KKTC’nin şu an itibarı ile en büyük sorununun kötü yönetilmişlik olduğunu vurgulayan Mesutoğlu, “KKTC’de siyaset, siyaseti bugüne kadar icra edenlerin “seçilmişliği” topluma karşı bir sorumluluk olarak görmemelerinden ve koltuğa oturma merakı olarak görmelerinden ötürü, insanlara hizmet veremez bir seviyeye gelmiştir. Devlet bir toplum teşkilatlanmasıdır. Aslında bir düzen kurma ve dayanışma aracı olması gereklidir. Sağlık, eğitim, barınma hakkı, çalışma hayatı, yaşanabilir bir çevre, ulaşım gibi konularda bir düzen sağlamak devletin görevidir. Devlet bu görevini kurduğu bakanlıklarla, dairelerle yani idari teşkilatlanma ile yerine getirir. Eğer bugün insanlarımıza hizmet vermesi gereken bu bakanlıkların, dairelerin içerisinde gereksiz kadrolar varsa; bu kadrolar gelişigüzel doldurulmuşsa, verilen kamu hizmetinden memnuniyet asgari derecedeyse tüm bunların kökeninde kötü yönetim vardır.  Nasıl oldu bu kötü yönetim? Partizanlıkla, devlet kaynaklarının bireysel, zümresel, partisel olarak kullandırılmasıyla devlet çökertilmiştir. Öte yandan, sağlık, eğitim, barınma, ulaşım gibi insanların temel ihtiyaçlarının karşılanması özel sektöre terkedilmiştir. Parası olanın kaygısız yaşayabildiği, parası olmayanın huzursuz olduğu bir düzen vardır. Toplumda adalet duygusu bırakılmamıştır. Devlete inanç kaybolmuştur. KKTC’nin bir devlet olarak itibarını kazanması gereklidir. Bu itibarı kazanabilmenin tek yolu ise insan ve çevre odaklı politikaların uygulanmasıdır. Kamu kurumlarının etkin çalıştığı, sosyal devlet anlayışının hayata geçtiği, çokkültürlülük anlayışına sahip ve farklılıkları değer olarak kabul eden bir devlet düzenine ihtiyaç vardır” dedi.

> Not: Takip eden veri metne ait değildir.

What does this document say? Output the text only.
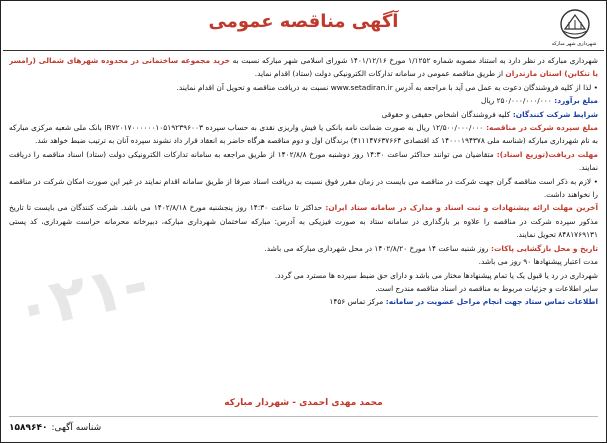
آگهی مناقصه عمومی
شهرداری شهر مبارکه
۰۲۱-

شهرداری مبارکه در نظر دارد به استناد مصوبه شماره ۱/۱۲۵۲ مورخ ۱۴۰۱/۱۲/۱۶ شورای اسلامی شهر مبارکه نسبت به خرید مجموعه ساختمانی در محدوده شهرهای شمالی (رامسر یا تنکابن) استان مازندران از طریق مناقصه عمومی در سامانه تدارکات الکترونیکی دولت (ستاد) اقدام نماید.

• لذا از کلیه فروشندگان دعوت به عمل می آید با مراجعه به آدرس www.setadiran.ir نسبت به دریافت مناقصه و تحویل آن اقدام نمایند.

مبلغ برآورد: ۲۵۰/۰۰۰/۰۰۰/۰۰۰ ریال

شرایط شرکت کنندگان: کلیه فروشندگان اشخاص حقیقی و حقوقی

مبلغ سپرده شرکت در مناقصه: ۱۲/۵۰۰/۰۰۰/۰۰۰ ریال به صورت ضمانت نامه بانکی یا فیش واریزی نقدی به حساب سپرده IR۷۲۰۱۷۰۰۰۰۰۰۱۰۵۱۹۲۳۹۶۰۰۳ بانک ملی شعبه مرکزی مبارکه به نام شهرداری مبارکه (شناسه ملی ۱۴۰۰۰۱۹۴۳۷۸ کد اقتصادی ۴۱۱۱۴۷۶۳۷۶۶۴) برندگان اول و دوم مناقصه هرگاه حاضر به انعقاد قرار داد نشوند سپرده آنان به ترتیب ضبط خواهد شد.

مهلت دریافت(توزیع اسناد): متقاضیان می توانند حداکثر ساعت ۱۴:۳۰ روز دوشنبه مورخ ۱۴۰۲/۸/۸ از طریق مراجعه به سامانه تدارکات الکترونیکی دولت (ستاد) اسناد مناقصه را دریافت نمایند.

• لازم به ذکر است مناقصه گران جهت شرکت در مناقصه می بایست در زمان مقرر فوق نسبت به دریافت اسناد صرفا از طریق سامانه اقدام نمایند در غیر این صورت امکان شرکت در مناقصه را نخواهند داشت.

آخرین مهلت ارائه پیشنهادات و ثبت اسناد و مدارک در سامانه ستاد ایران: حداکثر تا ساعت ۱۴:۳۰ روز پنجشنبه مورخ ۱۴۰۲/۸/۱۸ می باشد. شرکت کنندگان می بایست تا تاریخ مذکور سپرده شرکت در مناقصه را علاوه بر بارگذاری در سامانه ستاد به صورت فیزیکی به آدرس: مبارکه ساختمان شهرداری مبارکه، دبیرخانه محرمانه حراست شهرداری، کد پستی ۸۴۸۱۷۶۹۱۳۱ تحویل نمایند.

تاریخ و محل بازگشایی پاکات: روز شنبه ساعت ۱۴ مورخ ۱۴۰۲/۸/۲۰ در محل شهرداری مبارکه می باشد.

مدت اعتبار پیشنهادها ۹۰ روز می باشد.

شهرداری در رد یا قبول یک یا تمام پیشنهادها مختار می باشد و دارای حق ضبط سپرده ها مسترد می گردد.

سایر اطلاعات و جزئیات مربوط به مناقصه در اسناد مناقصه مندرج است.

اطلاعات تماس ستاد جهت انجام مراحل عضویت در سامانه: مرکز تماس ۱۴۵۶

محمد مهدی احمدی - شهردار مبارکه
شناسه آگهی:
۱۵۸۹۶۴۰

“Güvensizliğin sebebi vatandaşa karşı dürüst olmamaları”

Son dönemlerde vatandaşların siyasete ve siyasilere karşı büyük bir güvensizlik yaşadığını vurgulayan Av. Mesutoğlu, “Bunun nedenlerinden en önemlisi gelmiş geçmiş hükümetlerin vatandaşa karşı dürüst olmamalarıdır. Vatandaşı, sandıkta kendilerine oy verecek bir araç gibi görmeleridir. Seçildikten sonra ise sadece kendi dar çıkar çevrelerine hizmet etmeleridir. Aslında tüm bunlar sevgisizlikten kaynaklanmaktadır. Birlikte uyum içerisinde yaşama heyecanı duymayan bir sevgisizlikten bahsediyorum. Sevgisizlik veya sadece kendini sevmek, insanın kendi dışındaki olaylara kayıtsız kalması ve sadece kendini düşünmesini birlikte getirir. Bence bugüne kadar hükümete gelmiş geçmiş tüm siyasi partilerin içerisinde sevgisizlik hakimdir. Tek dertleri iktidara gelmek, koltuğa oturmaktır. İktidara geldikten sonra ise kendi eş, dost ve akrabalarını beslemek, iktidarda kalabilmek için partililerini, zümrelerini iktidar kaynaklarından yararlandırmak eski siyaset anlayışının en temel özelliğidir. Hal böyle olunca, siyasete ve siyasetçiye karşı güvensizlik hissedilmesi çok doğaldır. Fakat, toplum olarak kendi özeleştirimizi yapmamız gerektiğini de hatırlamalıyız. Hak edenin hakkını aldığı bir düzen yaratmalıyız. Eğer böyle bir düzen istiyorsak öncelikle bilmeliyiz ki bu toplumun her bir bireyi kendini geliştirmek ve yaptığı işi layıkıyla yapmak durumundadır. Öyle bir düzen gelişmiştir ki, insanlar siyasi partilerden bireysel çıkarlarının karşılanmasını beklemektedir. Hak edip etmediğimize bakmaksızın devlete memur olarak alınmak, bir mevkiye atanmak, arsa dağıtımından yararlanmak ve çeşitli ayrıcalıklardan yararlanmak istediğimiz bir hal içerisindeyiz. İşte bu anlayış, güvensizlik duyduğumuz siyasetin güvensiz hale gelmesinin bir diğer önemli nedenidir. Artık bu anlayışı değiştirmeliyiz. Hak edenin hak ettiğini aldığı adaletli bir düzen için bireyci değil toplumsal düşünmeliyiz” diye konuştu.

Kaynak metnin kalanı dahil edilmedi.